去年創立二十周年だったらしく、比較的新しいコンクリート造りの校舎は綺麗だし、制服も紺のブレザーにグリーンのチェックのプリーツスカートでかわいいと評判だ。受験の時に調べた情報によると、この制服が着たくてうちの学校を選ぶ子も多いんだとか。

靴箱で革靴に履き替え、北校舎を出て南校舎を抜ける。職員用駐車場の向かいにある別館に入ると、右手にある講堂の扉の奥から演劇部が稽古をしている声がかすかに聞こえた。

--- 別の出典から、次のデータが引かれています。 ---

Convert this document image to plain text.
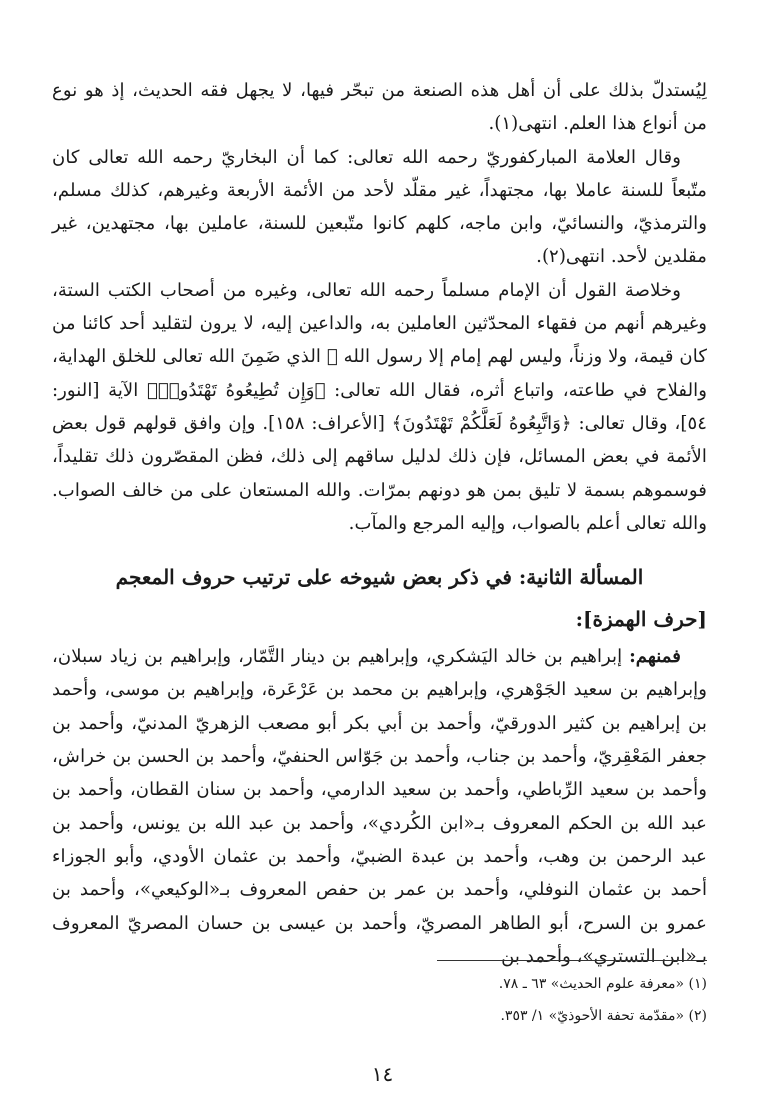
لِيُستدلّ بذلك على أن أهل هذه الصنعة من تبحّر فيها، لا يجهل فقه الحديث، إذ هو نوع من أنواع هذا العلم. انتهى(١).

وقال العلامة المباركفوريّ رحمه الله تعالى: كما أن البخاريّ رحمه الله تعالى كان متّبعاً للسنة عاملا بها، مجتهداً، غير مقلّد لأحد من الأئمة الأربعة وغيرهم، كذلك مسلم، والترمذيّ، والنسائيّ، وابن ماجه، كلهم كانوا متّبعين للسنة، عاملين بها، مجتهدين، غير مقلدين لأحد. انتهى(٢).

وخلاصة القول أن الإمام مسلماً رحمه الله تعالى، وغيره من أصحاب الكتب الستة، وغيرهم أنهم من فقهاء المحدّثين العاملين به، والداعين إليه، لا يرون لتقليد أحد كائنا من كان قيمة، ولا وزناً، وليس لهم إمام إلا رسول الله ﷺ الذي ضَمِنَ الله تعالى للخلق الهداية، والفلاح في طاعته، واتباع أثره، فقال الله تعالى: ﴿وَإِن تُطِيعُوهُ تَهْتَدُوا۟﴾ الآية [النور: ٥٤]، وقال تعالى: ﴿وَاتَّبِعُوهُ لَعَلَّكُمْ تَهْتَدُونَ﴾ [الأعراف: ١٥٨]. وإن وافق قولهم قول بعض الأئمة في بعض المسائل، فإن ذلك لدليل ساقهم إلى ذلك، فظن المقصّرون ذلك تقليداً، فوسموهم بسمة لا تليق بمن هو دونهم بمرّات. والله المستعان على من خالف الصواب. والله تعالى أعلم بالصواب، وإليه المرجع والمآب.

المسألة الثانية: في ذكر بعض شيوخه على ترتيب حروف المعجم
[حرف الهمزة]:

فمنهم: إبراهيم بن خالد اليَشكري، وإبراهيم بن دينار التَّمّار، وإبراهيم بن زياد سبلان، وإبراهيم بن سعيد الجَوْهري، وإبراهيم بن محمد بن عَرْعَرة، وإبراهيم بن موسى، وأحمد بن إبراهيم بن كثير الدورقيّ، وأحمد بن أبي بكر أبو مصعب الزهريّ المدنيّ، وأحمد بن جعفر المَعْقِريّ، وأحمد بن جناب، وأحمد بن جَوّاس الحنفيّ، وأحمد بن الحسن بن خراش، وأحمد بن سعيد الرِّباطي، وأحمد بن سعيد الدارمي، وأحمد بن سنان القطان، وأحمد بن عبد الله بن الحكم المعروف بـ«ابن الكُردي»، وأحمد بن عبد الله بن يونس، وأحمد بن عبد الرحمن بن وهب، وأحمد بن عبدة الضبيّ، وأحمد بن عثمان الأودي، وأبو الجوزاء أحمد بن عثمان النوفلي، وأحمد بن عمر بن حفص المعروف بـ«الوكيعي»، وأحمد بن عمرو بن السرح، أبو الطاهر المصريّ، وأحمد بن عيسى بن حسان المصريّ المعروف بـ«ابن التستري»، وأحمد بن

(١) «معرفة علوم الحديث» ٦٣ ـ ٧٨.

(٢) «مقدّمة تحفة الأحوذيّ» ١/ ٣٥٣.

١٤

反対の左側に歩いて図書室に入り、すっかり定位置になった一番奥の机にスクールバッグを置く。

下校時間ギリギリまでこの図書室で時間を潰すのが私の日課だった。

静かで利用する人も少ないし、ひとりで課題を済ませるのにちょうどいい場所だ。

(今日は数Ⅰと古典か。数学わかんないし、古典の訳からやっちゃおうかな)

今日の課題は伊勢物語の現代語訳。勝手知ったるなんとやらで古典の本棚へ向かい、伊勢物語を解説している本を何冊か取り出して席に戻る。図書室を利用するようになって初めて知った。ここは古文や漢文の答えの宝庫だ。

すると、ちょうど図書室の扉が開き、佐々木先輩が入ってきた。